Reunião rápida debaixo de uma mata que mal nos protegia e a decisão tomada foi que uma corria para salvar os equipamentos a outra ficava para ajudar a cega, eu. Aí vamos as duas de mãos dadas caminhando no meio do barro escorregadio, debaixo da chuva e cruzando o rio. Era um jogo de equilibra e cai com as duas participando e fazendo torcida de apoio. As gargalhadas eram a pura demonstração de desespero, era uma loucura total, eu que não via nada e a outra que me guiava e as duas juntas morrendo de rir.

Ao final, depois de muito risos, muitos ensaios de tombos o primeiro rio foi vencido. O segundo também. A subida com um rio de lama também foi cruzada com êxito. Nenhuma pessoa ferida, nenhuma sandália perdida, todos sã e salvos do perigo agora só faltava a caminha leve pelo caminho de terra até o nosso alojamento na TV Serrana em San Pablo de Yao, Serra Maestra.

As duas já estavam aliviadas e seguíamos andando e rindo tudo que passou até que bum! Eu escorrego e caio de bunda no meio da lama. A reação não podia ser outra, me deu tremendo ataque de risos. A cena era eu sentada no meio da lama, a amiga tentando ajudar e a chuva intensa que não parava.

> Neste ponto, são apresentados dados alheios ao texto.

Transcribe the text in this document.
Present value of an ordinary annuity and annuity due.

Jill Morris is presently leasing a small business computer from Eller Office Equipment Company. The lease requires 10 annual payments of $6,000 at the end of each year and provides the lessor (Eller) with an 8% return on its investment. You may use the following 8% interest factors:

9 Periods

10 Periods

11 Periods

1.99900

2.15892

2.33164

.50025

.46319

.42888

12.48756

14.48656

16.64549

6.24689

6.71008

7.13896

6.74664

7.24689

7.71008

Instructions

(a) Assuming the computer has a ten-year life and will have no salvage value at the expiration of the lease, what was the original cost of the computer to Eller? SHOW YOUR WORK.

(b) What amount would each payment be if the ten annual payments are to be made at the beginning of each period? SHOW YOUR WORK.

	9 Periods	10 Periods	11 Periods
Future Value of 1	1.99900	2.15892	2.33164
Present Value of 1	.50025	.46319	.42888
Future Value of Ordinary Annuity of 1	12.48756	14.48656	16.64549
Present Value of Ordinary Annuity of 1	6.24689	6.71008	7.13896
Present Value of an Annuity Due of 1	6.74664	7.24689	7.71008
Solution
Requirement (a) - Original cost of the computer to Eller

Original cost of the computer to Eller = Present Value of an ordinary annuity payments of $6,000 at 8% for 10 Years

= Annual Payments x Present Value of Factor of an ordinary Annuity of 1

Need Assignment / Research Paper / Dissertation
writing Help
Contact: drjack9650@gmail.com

Rio Buey,  Sierra Maestra - Granma - Cuba
Por fim chegamos a TV Serrana todas sujas encharcadas e com equipamentos salvos. Todas rindo contávamos aos que viam, assim em estado deplorável, o que havia nos passado. Já no quarto, nos livrando das roupas molhadas e sujas, chegamos à conclusão final: Pena que não tínhamos uma câmara aí filmando tudo o que passou, com certeza seria o melhor viral da semana nas redes sociais.